The fourth case refers to a request of Telecom Operators and the Department of Disease Control to seek phone numbers of citizens and link the numbers with risk areas. If the government is aware of Covid-affected zones, questions remain about the necessity of use of contact-tracing application.
Privacy rights in the Thai context
Views on privacy differ wildly between Asian and Western cultures. In Thailand, extended family networks dominate rural areas, answers for personal questions such as what grade are you in?, where do you work? and who will you marry? can be “revealed”.. The westerners, in contrast, aren’t used to “poking their noses into other people's business”. Thus, people in the West place “considerable emphasis” on privacy while Thai people in rural areas see this curiosity “common”.
According to Prof. Pirongrong Ramasoota, Faculty of Communication Art, Chulalongkorn University, said even Thai people living in urban areas view privacy differently from rural populations. For example, having the health volunteers on the coronavirus frontline may be seen as invaders of privacy for urban residents but people who are living in rural areas feel safer when there are health volunteers monitoring those who undergo mandatory 14-day isolation and confirming that they are free from the virus and can return to normal lives after isolation.
In addition, Prof. Pirongrong said, there are two contact-tracing apps available today which are “Thai Chana”, or Thailand Wins and “Mor Chana”, or Doctors Win.
“The Mor Chana app has been rolled out because of economic concerns from the private sector. This application requires personal and sensitive data such as a permission to track GPS location. Since the pandemic situation at that time wasn’t bad, the app had not yet been so popular. Whereas, Thai Chana was launched with a Personal Data Protection Committee being in charge on May 15 when a nationwide lockdown was lifted. Later on, the Department of Disease Control held a series of meetings with Krungthai Bank (KTB) after May 22 when the Department realized they are actually data controller,” she said.
“Thai people aren’t casual about privacy and believe information they see in a television or computer is reliable enough. But we must not forget that cybercrime exists. Our personal data is very significant. If the users give away their personal data easily, cybercrime rates are expected to continue rising. Policy makers, including the Department of Disease Control, have responsibility for several key decisions in caring for personal data in order to make sure data is perfectly safe from online thefts,” said Prof. Kanchana.
Today, several mobile applications require ID number for registration. In Prof. Kanchana’s opinion, the users must think whether giving out personal information is worthwhile. Personal data protection involves three parties – users, policy makers and software developers, who play a key role in addressing the cybercrime.
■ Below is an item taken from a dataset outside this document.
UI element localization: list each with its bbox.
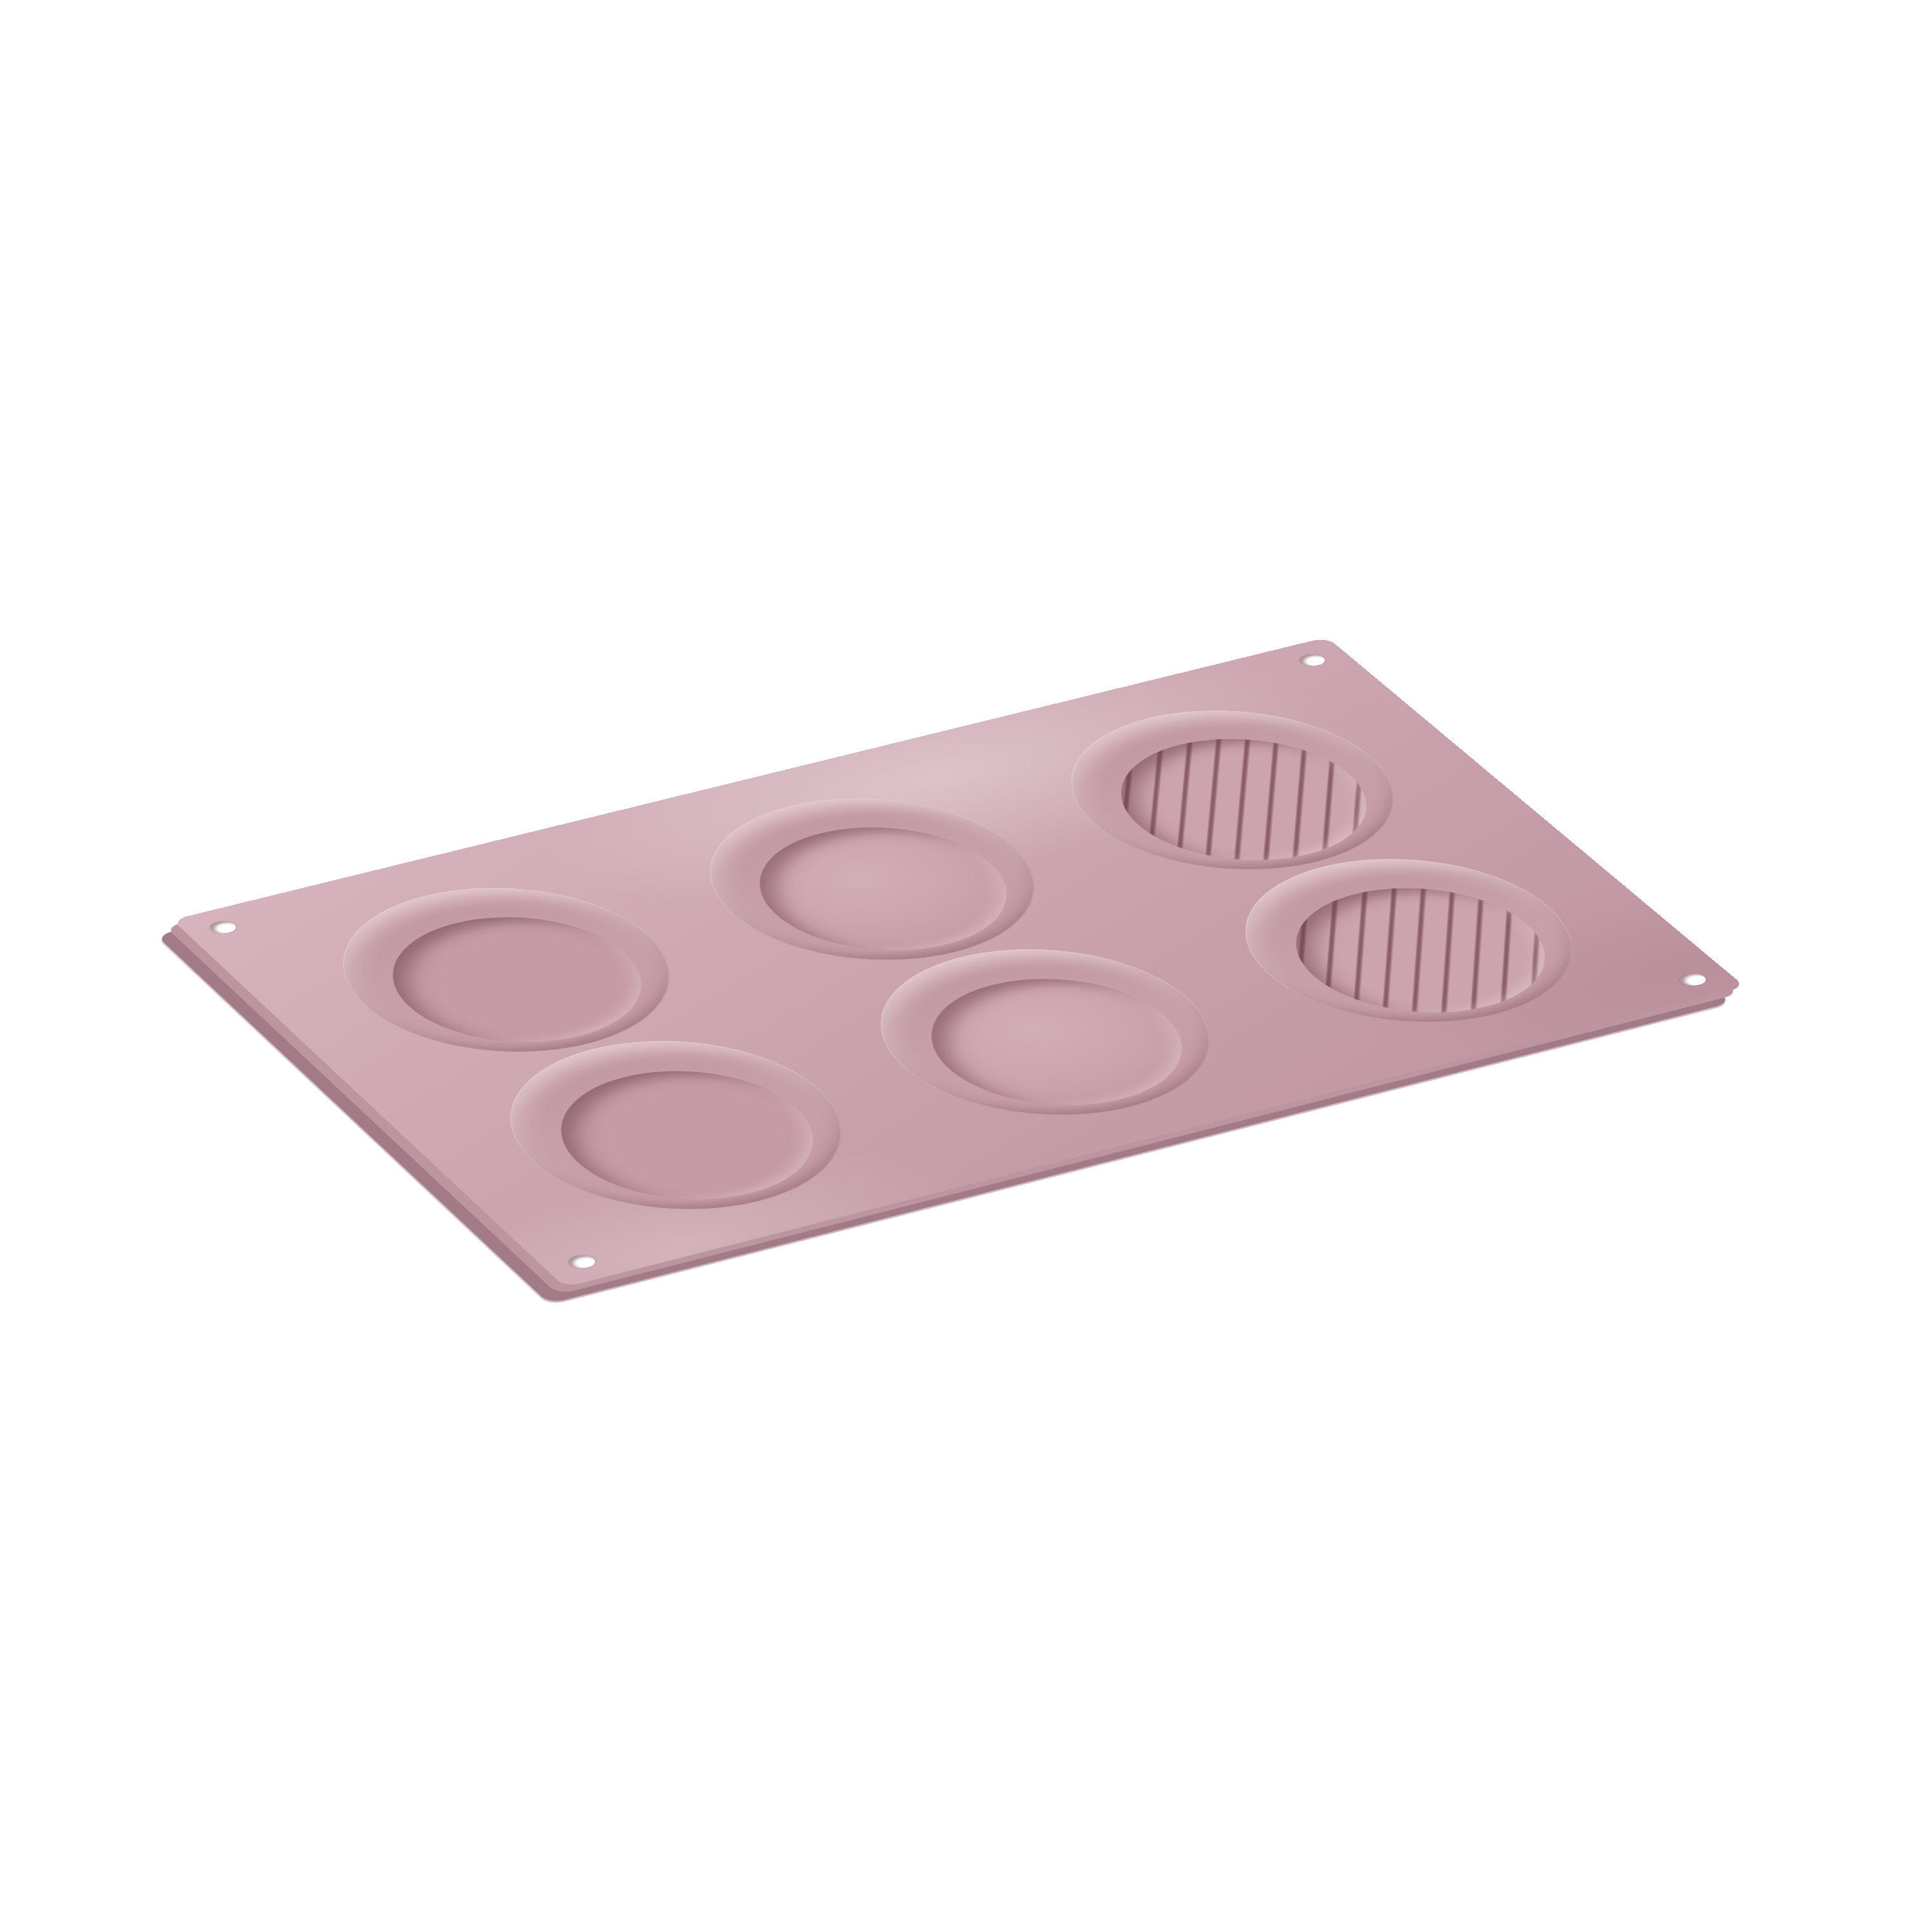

During a Q&A session, Prof. Kanchana also highlighted the fact that the context plays an important role in shaping different views of privacy among Thai people.
“Rural residents could not care less about privacy, compared to urban population. We will gradually get used to the data being stolen if we don’t realize negative consequences. In case of village health volunteers, they’re able to know every single details of community members because it’s the way of life in Asia, including Japan. Unlike Europe, different culture and population density make their people aware of privacy,” she explained.
Nevertheless, questions remain about Thailand’s standards on disclosure of personal data in rural and urban contexts while making the general public feel safe from coronavirus outbreak and cybersecurity threats. The degree and strictness of law enforcement must be increased to address the commingling of personal data by those who did it without taking any proper precautions. In digital era, information is spreading rapidly. Thai way of life may pose a risk for data security and eventually lead to rising cybercrime.